Gu Jinghe shaped a metal plate as a shield wall, trying to block the latch.
And then a fast scream sounded outside.
Close.
The zombies outside shifted.
One fast infected climbed the mesh like it was nothing, heading straight for the opening civilians were trying to create.
Luo Yan's blood went cold.
Lan Huan's voice cut low. "Void," he said.
Luo Yan's hands shook. He didn't want to be seen. But if that fast one got in through a human-made gap, it would be a massacre.
He lifted his hands.
Void Screen snapped over the latch area like a dark shield.
Hands hit it. Teeth hit it.
The impacts erased.
The screen cracked.
But it held.
Just long enough for soldiers to drag the civilians back and lock the mechanism.
Zhao Qingshan slammed a metal bar through the latch and barked, "Tie it! Wire it! Now!"
The fast infected outside slammed into the mesh and shrieked, furious.
Inside, civilians sobbed and screamed, "You're killing them! You're killing them!"
Lan Huan's voice went cold, loud enough to cut through the lane.
"You're killing everyone," he said.
The words hit like a slap.
The crowd hesitated.
For one breath, the base held.
Then the Void Screen cracked and vanished, and Luo Yan nearly fell from the backlash.
Lan Huan grabbed his elbow, steady. "Enough," he said low.
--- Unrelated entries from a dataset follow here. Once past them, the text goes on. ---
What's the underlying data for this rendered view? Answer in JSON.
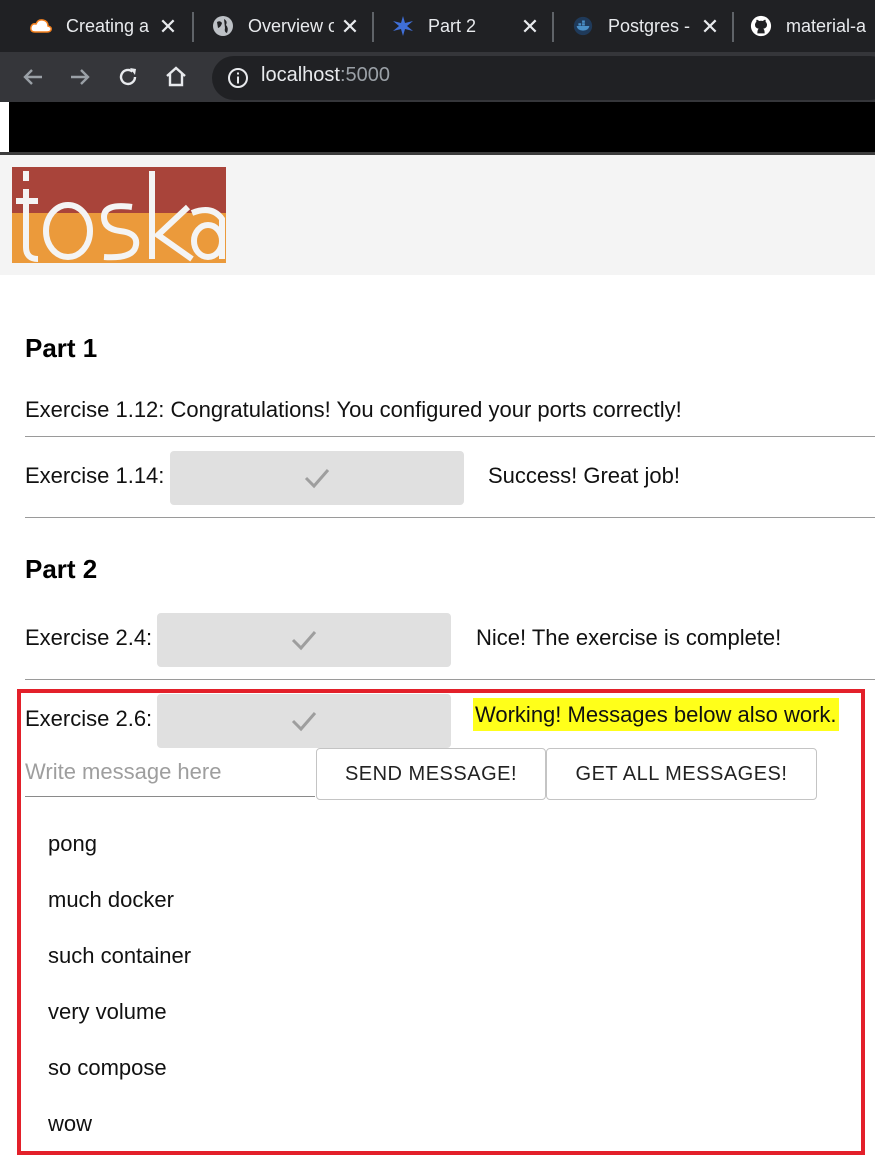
{
  "browser": {
    "tabs": [
      {
        "title": "Creating a",
        "icon": "cloud-icon"
      },
      {
        "title": "Overview o",
        "icon": "globe-icon"
      },
      {
        "title": "Part 2",
        "icon": "app-icon"
      },
      {
        "title": "Postgres -",
        "icon": "docker-icon"
      },
      {
        "title": "material-a",
        "icon": "github-icon"
      }
    ],
    "url_host": "localhost",
    "url_port": ":5000"
  },
  "logo_text": "toska",
  "part1": {
    "heading": "Part 1",
    "ex112": "Exercise 1.12: Congratulations! You configured your ports correctly!",
    "ex114_label": "Exercise 1.14:",
    "ex114_msg": "Success! Great job!"
  },
  "part2": {
    "heading": "Part 2",
    "ex24_label": "Exercise 2.4:",
    "ex24_msg": "Nice! The exercise is complete!",
    "ex26_label": "Exercise 2.6:",
    "ex26_msg": "Working! Messages below also work.",
    "input_placeholder": "Write message here",
    "send_label": "SEND MESSAGE!",
    "get_label": "GET ALL MESSAGES!",
    "messages": [
      "pong",
      "much docker",
      "such container",
      "very volume",
      "so compose",
      "wow"
    ]
  },
  "colors": {
    "highlight": "#ffff1a",
    "annotation_box": "#e3202a",
    "logo_top": "#a9443a",
    "logo_bottom": "#eb9a3b"
  }
}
Luo Yan swallowed hard, dizzy.
And in the space of that dizzy second, he realized the worst part.
People had seen.
Again.
Void.
Saving the latch.
Saving them.
Making him valuable.
Tradeable.
As the lane finally calmed, Zhao Qingshan looked at Luo Yan across the barrier.
His face was hard, but his voice was quieter than usual. "You keep showing yourself," Zhao said.
Luo Yan couldn't answer.
Because what could he say?
"I didn't want to, but I can't watch people die"?
Zhao's gaze shifted to Lan Huan. "Keep him hidden," Zhao said.
Lan Huan's eyes were cold. "I'm trying."
Outside the fence, the fast infected hung on the mesh and stared in.
Not at Lan Huan.
At Luo Yan.
And it screamed again, like it was calling someone to come look.